The Trump administration set up the International Development Finance Corp. (DFC) to boost U.S. capacity to invest in the very kinds of infrastructure projects that China does in its big Belt and Road Initiative. But the DFC’s major pitfall, according to Arnson, is that it can only operate in lower-income countries; only five countries fall within this category in Latin America. The DFC is unable to engage with middle-income countries, such as Chile and Panama, despite widespread need.

“We are tying one arm behind our own back, saying we can’t provide strategic infrastructure assistance to some countries that are important in Latin America,” Farnsworth said.

Even congressional efforts to turbocharge trade relations in the hemisphere come at a bad time, said Farnsworth, as former President Donald Trump’s protectionism has leached into the soil of both parties’ current politics. The Trump administration renegotiated a decades-old trade pact with Mexico and Canada to tilt the economic balance more toward the United States; current trade talks promise more of the same.
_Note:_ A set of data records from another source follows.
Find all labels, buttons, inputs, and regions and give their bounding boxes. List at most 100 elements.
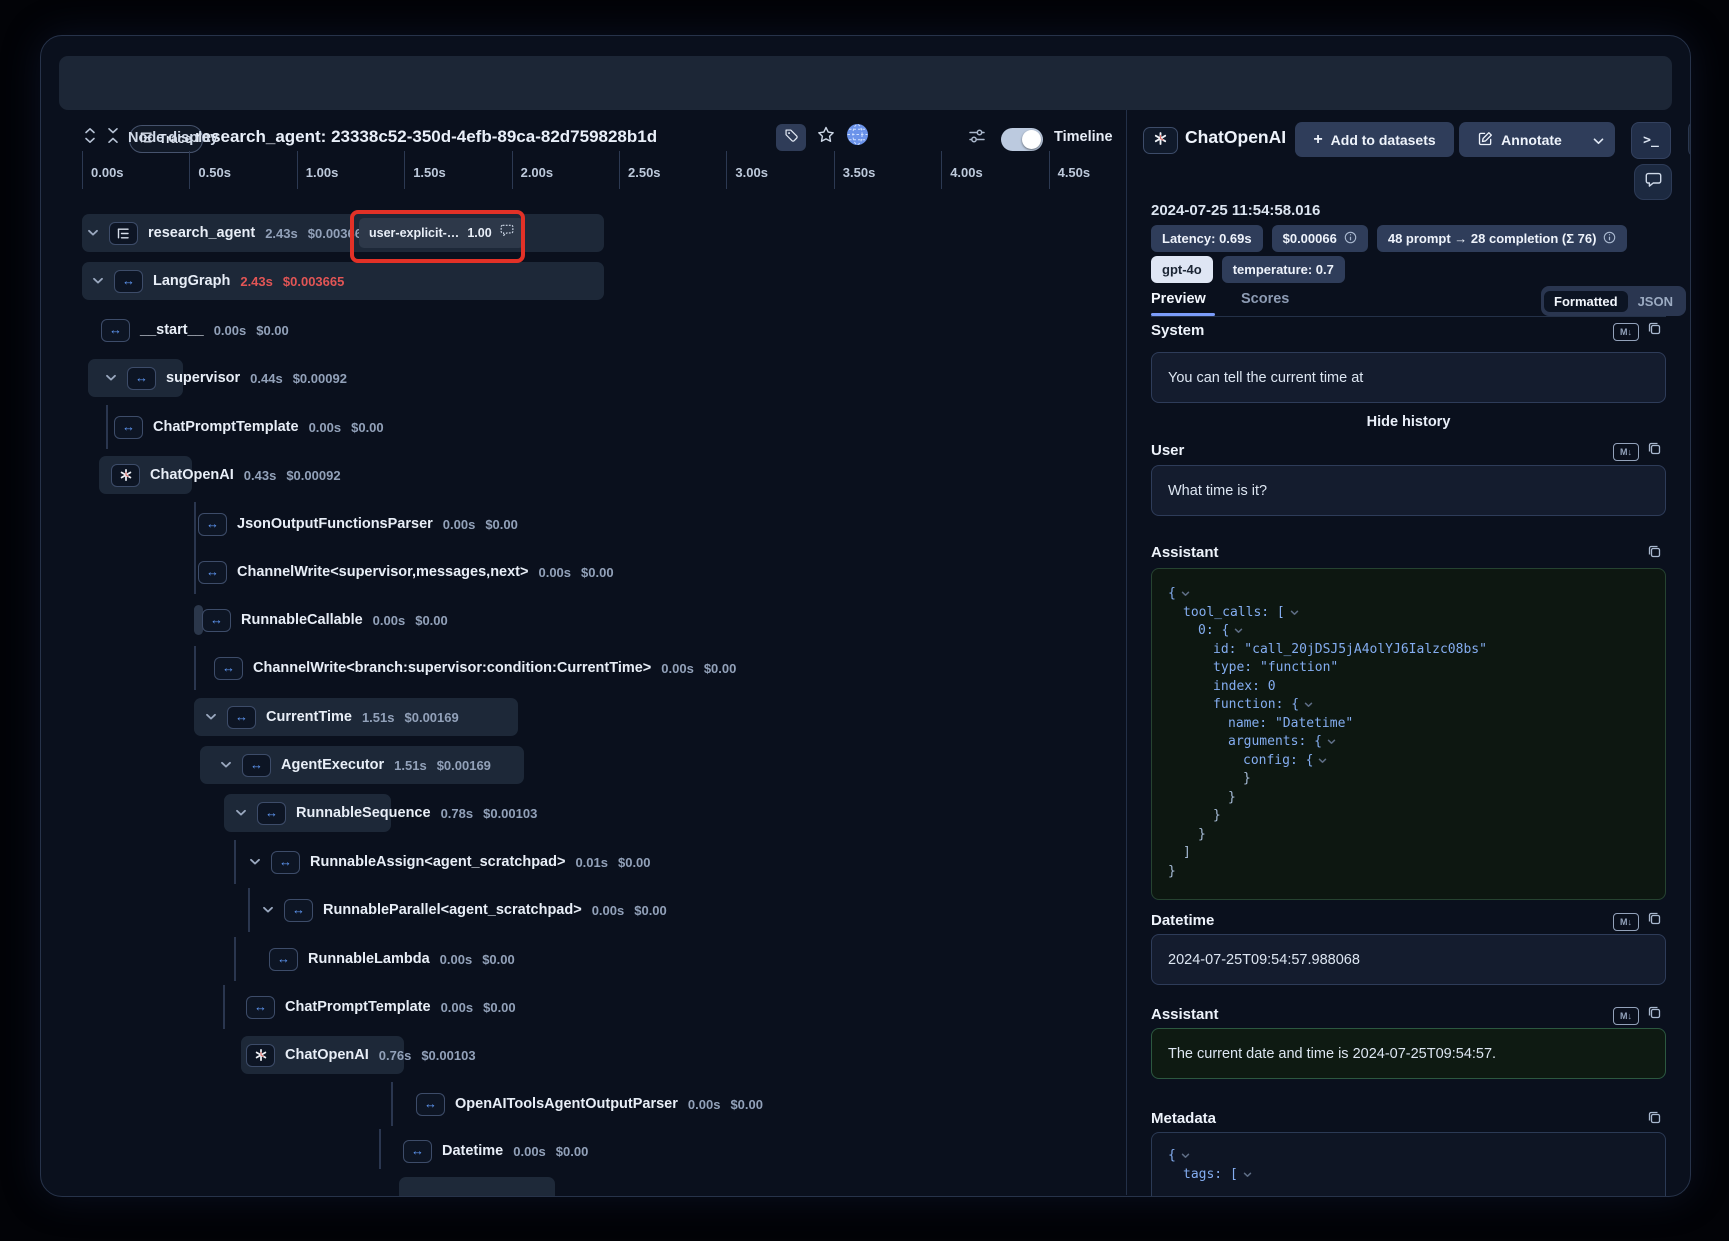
tree-row[interactable]: ↔__start__0.00s$0.00	[101, 313, 289, 347]
tree-row[interactable]: ↔ChatPromptTemplate0.00s$0.00	[114, 410, 384, 444]
chevron-down-icon[interactable]	[91, 277, 104, 285]
collapse-chevron-icon[interactable]	[1181, 1147, 1190, 1166]
copy-button[interactable]	[1645, 1111, 1663, 1129]
tree-row[interactable]: ↔OpenAIToolsAgentOutputParser0.00s$0.00	[416, 1087, 763, 1121]
tree-row[interactable]: research_agent2.43s$0.003665	[86, 216, 369, 250]
markdown-icon[interactable]: M↓	[1613, 323, 1639, 341]
runnable-icon: ↔	[198, 513, 227, 536]
node-label: RunnableParallel<agent_scratchpad>	[323, 902, 582, 918]
timeline-tick-label: 1.50s	[413, 165, 446, 180]
cost-badge[interactable]: $0.00066	[1272, 225, 1368, 252]
markdown-icon[interactable]: M↓	[1613, 1007, 1639, 1025]
node-cost: $0.003665	[283, 274, 344, 289]
node-label: ChannelWrite<supervisor,messages,next>	[237, 564, 528, 580]
temperature-badge: temperature: 0.7	[1222, 256, 1345, 283]
tree-row[interactable]: ↔RunnableParallel<agent_scratchpad>0.00s…	[261, 893, 667, 927]
annotate-button[interactable]: Annotate	[1459, 122, 1582, 157]
avatar-globe[interactable]	[845, 125, 869, 149]
node-label: supervisor	[166, 370, 240, 386]
tree-row[interactable]: ↔RunnableAssign<agent_scratchpad>0.01s$0…	[248, 845, 651, 879]
system-message-box: You can tell the current time at	[1151, 352, 1666, 403]
code-text: }	[1198, 826, 1206, 845]
timeline-tick-label: 2.50s	[628, 165, 661, 180]
markdown-icon[interactable]: M↓	[1613, 913, 1639, 931]
code-line: }	[1168, 770, 1665, 789]
node-label: __start__	[140, 322, 204, 338]
chevron-down-icon[interactable]	[219, 761, 232, 769]
copy-button[interactable]	[1645, 322, 1663, 340]
tree-row[interactable]: ↔RunnableSequence0.78s$0.00103	[234, 796, 537, 830]
tree-row[interactable]: ↔JsonOutputFunctionsParser0.00s$0.00	[198, 507, 518, 541]
tokens-badge[interactable]: 48 prompt → 28 completion (Σ 76)	[1377, 225, 1628, 252]
timeline-toggle[interactable]	[1001, 128, 1043, 151]
tree-row[interactable]: ChatOpenAI0.76s$0.00103	[246, 1038, 476, 1072]
tree-row[interactable]: ↔supervisor0.44s$0.00092	[104, 361, 347, 395]
node-cost: $0.00169	[405, 710, 459, 725]
tab-scores[interactable]: Scores	[1241, 291, 1289, 307]
collapse-rows-button[interactable]	[104, 129, 122, 147]
code-text: }	[1243, 770, 1251, 789]
collapse-chevron-icon[interactable]	[1234, 622, 1243, 641]
tree-row[interactable]: ↔AgentExecutor1.51s$0.00169	[219, 748, 491, 782]
feedback-score-badge[interactable]: user-explicit-…1.00	[359, 218, 524, 248]
copy-button[interactable]	[1645, 912, 1663, 930]
collapse-chevron-icon[interactable]	[1181, 585, 1190, 604]
terminal-prompt-icon: >_	[1643, 133, 1659, 148]
tree-row[interactable]: ↔ChannelWrite<supervisor,messages,next>0…	[198, 555, 614, 589]
chevron-down-icon[interactable]	[234, 809, 247, 817]
timeline-tick	[404, 151, 405, 189]
tag-icon	[784, 128, 799, 148]
copy-icon	[1647, 321, 1662, 341]
runnable-icon: ↔	[257, 802, 286, 825]
tree-row[interactable]: ChatOpenAI0.43s$0.00092	[111, 458, 341, 492]
tree-row[interactable]: ↔RunnableCallable0.00s$0.00	[202, 603, 448, 637]
hide-history-button[interactable]: Hide history	[1151, 414, 1666, 430]
copy-button[interactable]	[1645, 442, 1663, 460]
expand-vertical-icon	[83, 127, 97, 149]
format-toggle-json[interactable]: JSON	[1628, 291, 1683, 312]
copy-icon	[1647, 1005, 1662, 1025]
node-cost: $0.00	[556, 1144, 589, 1159]
tree-row[interactable]: ↔LangGraph2.43s$0.003665	[91, 264, 344, 298]
collapse-chevron-icon[interactable]	[1290, 604, 1299, 623]
expand-rows-button[interactable]	[81, 129, 99, 147]
code-line: ]	[1168, 844, 1665, 863]
star-icon	[816, 125, 836, 150]
markdown-icon[interactable]: M↓	[1613, 443, 1639, 461]
chevron-down-icon[interactable]	[248, 858, 261, 866]
tree-row[interactable]: ↔Datetime0.00s$0.00	[403, 1134, 588, 1168]
chevron-down-icon[interactable]	[86, 229, 99, 237]
open-in-playground-button[interactable]: >_	[1631, 122, 1671, 159]
annotate-dropdown-button[interactable]	[1581, 122, 1615, 157]
star-button[interactable]	[813, 124, 839, 150]
code-text: tags: [	[1183, 1166, 1238, 1185]
collapse-chevron-icon[interactable]	[1318, 752, 1327, 771]
collapse-chevron-icon[interactable]	[1243, 1166, 1252, 1185]
display-settings-button[interactable]	[967, 128, 987, 148]
info-icon	[1603, 231, 1616, 247]
collapse-chevron-icon[interactable]	[1304, 696, 1313, 715]
copy-icon	[1647, 544, 1662, 564]
tree-row[interactable]: ↔ChannelWrite<branch:supervisor:conditio…	[214, 651, 736, 685]
collapse-chevron-icon[interactable]	[1327, 733, 1336, 752]
tag-button[interactable]	[776, 124, 806, 151]
clipped-row-bar	[399, 1177, 555, 1196]
tab-preview[interactable]: Preview	[1151, 291, 1206, 307]
copy-button[interactable]	[1645, 545, 1663, 563]
node-duration: 0.00s	[440, 952, 473, 967]
add-to-datasets-button[interactable]: + Add to datasets	[1295, 122, 1454, 157]
tree-row[interactable]: ↔ChatPromptTemplate0.00s$0.00	[246, 990, 516, 1024]
chevron-down-icon[interactable]	[104, 374, 117, 382]
feedback-label: user-explicit-…	[369, 226, 459, 240]
chevron-down-icon[interactable]	[204, 713, 217, 721]
format-toggle-formatted[interactable]: Formatted	[1544, 291, 1628, 312]
delete-trace-button[interactable]	[1688, 120, 1691, 158]
copy-button[interactable]	[1645, 1006, 1663, 1024]
tree-row[interactable]: ↔RunnableLambda0.00s$0.00	[269, 942, 515, 976]
chevron-down-icon[interactable]	[261, 906, 274, 914]
code-text: {	[1168, 585, 1176, 604]
node-display-label: Node display	[128, 130, 218, 146]
comment-button[interactable]	[1634, 164, 1672, 200]
tree-row[interactable]: ↔CurrentTime1.51s$0.00169	[204, 700, 459, 734]
node-label: research_agent	[148, 225, 255, 241]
“It costs more to be a friend to the United States these days than it costs to be an enemy of the United States,” Farnsworth said.

Still, greater trade opportunities could potentially swing much of the region back toward Washington. It could also bolster nearshoring—or “friendshoring”—efforts, which would relocate manufacturing capabilities closer to U.S. borders. Mexico has been the main beneficiary of nearshoring practices, due primarily to its membership in NAFTA, continued in USMCA. By opening the agreement, other countries, especially in Central America and the Caribbean, could reap similar rewards. Costa Rica had previously expressed interest in joining USMCA.

“The notion of leaving open this idea of countries being able to negotiate to enter USMCA is a valuable one,” said Wayne, the former U.S. ambassador. But what’s needed, he said, is a sustained U.S. effort in Latin America, rather than the periodic spasms of attention to the region that seize Washington whenever crises arise. 

“We have to try to keep momentum going across administrations in all the countries,” Wayne said.